Capturing and representing light on a wavelet basis



Cameron Upright, Dana Cobzas, Martin Jagersand


References

Upright, C., Cobzas, D., Jagersand, M. Smooth and non-smooth wavelet basis for capturing and representing light , International Symposium on 3D Data Processing, Visualization and Transmission (3DPVT) 2008

Upright, C., Cobzas, D., Jagersand, M. Wavelet-based Light Reconstruction from a Single Image, Canadian Conference on Computer and Robot Vision (CRV) 2007




Description

Indirectly estimating light sources from scene images and modeling the light distribution is an important, but difficult problem in computer vision. A practical solution is of value both as input to other computer vision algorithms and in graphics rendering. For instance, photometric stereo and shape from shading requires known light. With estimated light such techniques could be applied in everyday environments, outside of controlled lab conditions. Light estimated from images is also helpful in augmented reality in order to consistently relight an artificially introduced object.


Example of light basis (top) and the scene illuminated with the light basis (bottom). From left to right: Haar, Daubechies, first order spherical harmonic.

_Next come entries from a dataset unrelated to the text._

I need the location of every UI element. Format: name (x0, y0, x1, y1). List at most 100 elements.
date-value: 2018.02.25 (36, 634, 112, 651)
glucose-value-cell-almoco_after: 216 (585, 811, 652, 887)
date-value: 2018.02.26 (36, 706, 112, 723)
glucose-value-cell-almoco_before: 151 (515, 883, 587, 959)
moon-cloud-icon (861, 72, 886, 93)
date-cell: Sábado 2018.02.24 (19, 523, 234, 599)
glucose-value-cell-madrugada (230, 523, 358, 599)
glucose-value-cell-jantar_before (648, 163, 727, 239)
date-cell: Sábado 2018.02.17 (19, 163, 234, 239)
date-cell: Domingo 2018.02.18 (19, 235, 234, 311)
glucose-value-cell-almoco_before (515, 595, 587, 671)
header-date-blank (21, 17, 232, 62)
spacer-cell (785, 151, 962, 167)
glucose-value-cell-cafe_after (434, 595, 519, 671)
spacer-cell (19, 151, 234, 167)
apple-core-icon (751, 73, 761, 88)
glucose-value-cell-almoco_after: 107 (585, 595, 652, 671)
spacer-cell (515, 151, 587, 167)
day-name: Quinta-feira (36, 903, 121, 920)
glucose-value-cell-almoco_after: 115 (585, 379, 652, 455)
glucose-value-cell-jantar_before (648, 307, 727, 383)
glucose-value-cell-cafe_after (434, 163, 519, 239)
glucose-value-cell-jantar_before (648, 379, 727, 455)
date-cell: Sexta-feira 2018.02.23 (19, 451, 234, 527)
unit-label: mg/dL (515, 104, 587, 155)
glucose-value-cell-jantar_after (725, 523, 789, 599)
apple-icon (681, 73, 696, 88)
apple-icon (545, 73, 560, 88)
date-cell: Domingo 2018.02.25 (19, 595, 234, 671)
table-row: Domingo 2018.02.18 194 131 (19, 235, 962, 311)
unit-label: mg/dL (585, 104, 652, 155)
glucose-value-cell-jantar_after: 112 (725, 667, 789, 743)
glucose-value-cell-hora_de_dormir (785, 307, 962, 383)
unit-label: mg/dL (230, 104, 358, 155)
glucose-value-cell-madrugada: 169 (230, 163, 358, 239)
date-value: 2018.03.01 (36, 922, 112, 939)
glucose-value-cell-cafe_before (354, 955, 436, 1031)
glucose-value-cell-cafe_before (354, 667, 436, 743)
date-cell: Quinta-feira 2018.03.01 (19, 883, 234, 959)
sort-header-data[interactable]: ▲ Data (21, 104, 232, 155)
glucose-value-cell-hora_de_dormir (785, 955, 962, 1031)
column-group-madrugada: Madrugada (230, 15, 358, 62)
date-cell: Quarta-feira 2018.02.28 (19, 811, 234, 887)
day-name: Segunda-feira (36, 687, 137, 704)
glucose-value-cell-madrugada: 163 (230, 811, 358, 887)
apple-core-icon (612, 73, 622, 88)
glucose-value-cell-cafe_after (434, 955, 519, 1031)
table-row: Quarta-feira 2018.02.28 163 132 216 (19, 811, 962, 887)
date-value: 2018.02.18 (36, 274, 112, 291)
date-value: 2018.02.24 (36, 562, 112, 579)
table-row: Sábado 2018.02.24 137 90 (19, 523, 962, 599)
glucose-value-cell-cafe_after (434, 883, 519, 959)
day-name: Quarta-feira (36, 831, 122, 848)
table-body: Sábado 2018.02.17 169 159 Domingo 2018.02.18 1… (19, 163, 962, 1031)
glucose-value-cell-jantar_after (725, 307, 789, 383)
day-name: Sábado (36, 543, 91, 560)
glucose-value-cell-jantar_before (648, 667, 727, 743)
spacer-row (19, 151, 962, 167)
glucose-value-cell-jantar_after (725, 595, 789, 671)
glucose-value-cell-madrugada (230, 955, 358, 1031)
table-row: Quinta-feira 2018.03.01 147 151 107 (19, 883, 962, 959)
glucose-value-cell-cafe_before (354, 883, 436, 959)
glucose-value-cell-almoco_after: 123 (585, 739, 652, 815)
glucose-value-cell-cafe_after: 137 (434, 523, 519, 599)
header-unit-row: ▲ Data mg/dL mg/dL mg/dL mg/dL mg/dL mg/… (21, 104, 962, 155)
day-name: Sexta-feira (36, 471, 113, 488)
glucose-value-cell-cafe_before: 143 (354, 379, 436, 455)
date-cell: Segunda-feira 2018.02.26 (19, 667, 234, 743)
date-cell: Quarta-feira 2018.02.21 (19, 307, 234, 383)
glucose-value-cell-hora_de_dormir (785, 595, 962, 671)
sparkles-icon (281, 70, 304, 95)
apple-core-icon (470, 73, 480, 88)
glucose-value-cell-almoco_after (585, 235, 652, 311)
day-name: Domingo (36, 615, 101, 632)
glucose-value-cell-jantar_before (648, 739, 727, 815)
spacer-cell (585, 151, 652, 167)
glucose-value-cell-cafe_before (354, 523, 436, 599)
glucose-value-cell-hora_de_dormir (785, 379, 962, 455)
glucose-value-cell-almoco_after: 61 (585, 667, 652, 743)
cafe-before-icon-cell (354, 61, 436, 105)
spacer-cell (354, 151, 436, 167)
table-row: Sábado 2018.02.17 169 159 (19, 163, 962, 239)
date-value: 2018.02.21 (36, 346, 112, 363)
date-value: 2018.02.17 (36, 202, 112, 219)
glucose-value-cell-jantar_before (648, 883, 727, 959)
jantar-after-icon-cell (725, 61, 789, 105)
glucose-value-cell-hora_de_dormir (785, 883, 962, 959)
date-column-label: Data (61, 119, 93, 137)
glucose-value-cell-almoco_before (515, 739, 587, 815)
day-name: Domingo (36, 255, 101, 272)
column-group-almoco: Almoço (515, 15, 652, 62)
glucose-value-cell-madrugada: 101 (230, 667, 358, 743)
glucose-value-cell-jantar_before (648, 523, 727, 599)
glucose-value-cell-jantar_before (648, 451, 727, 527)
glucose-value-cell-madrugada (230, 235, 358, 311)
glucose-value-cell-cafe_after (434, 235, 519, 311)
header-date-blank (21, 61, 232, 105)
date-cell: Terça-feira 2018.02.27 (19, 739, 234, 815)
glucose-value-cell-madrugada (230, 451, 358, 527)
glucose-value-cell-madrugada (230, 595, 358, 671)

While algorithms that recover light as individual point light sources work for simple illumination environments, it has been shown that a basis representation achieves better results for complex illumination. We propose a novel light representation based on a wavelet basis. We experimented with both smooth (Daubechies) and non-smooth (Haar) basis. The new wavelet representation is able to efficiently represent both diffuse and sharp light effects as a consequence of the wavelet property of providing local support in both spatial domain (here image dimension) and frequency domain. We consider the problem of estimating light from cast shadows and specular highlights in images. We assume that the geometry is known for part of the scene. In everyday images, one can often obtain a CAD model of man-made objects (e.g. a car), but the rest of the scene is unknown.


Results of the light reconstruction method. Comparison between 4 light basis (Haar, Daubechies, Discrete hemisphere and Spherical harmonics). (top) original lightmaps (bottom) reconstructed lightmaps.




Different scenes rendered with the recovered light. Comparison with original images.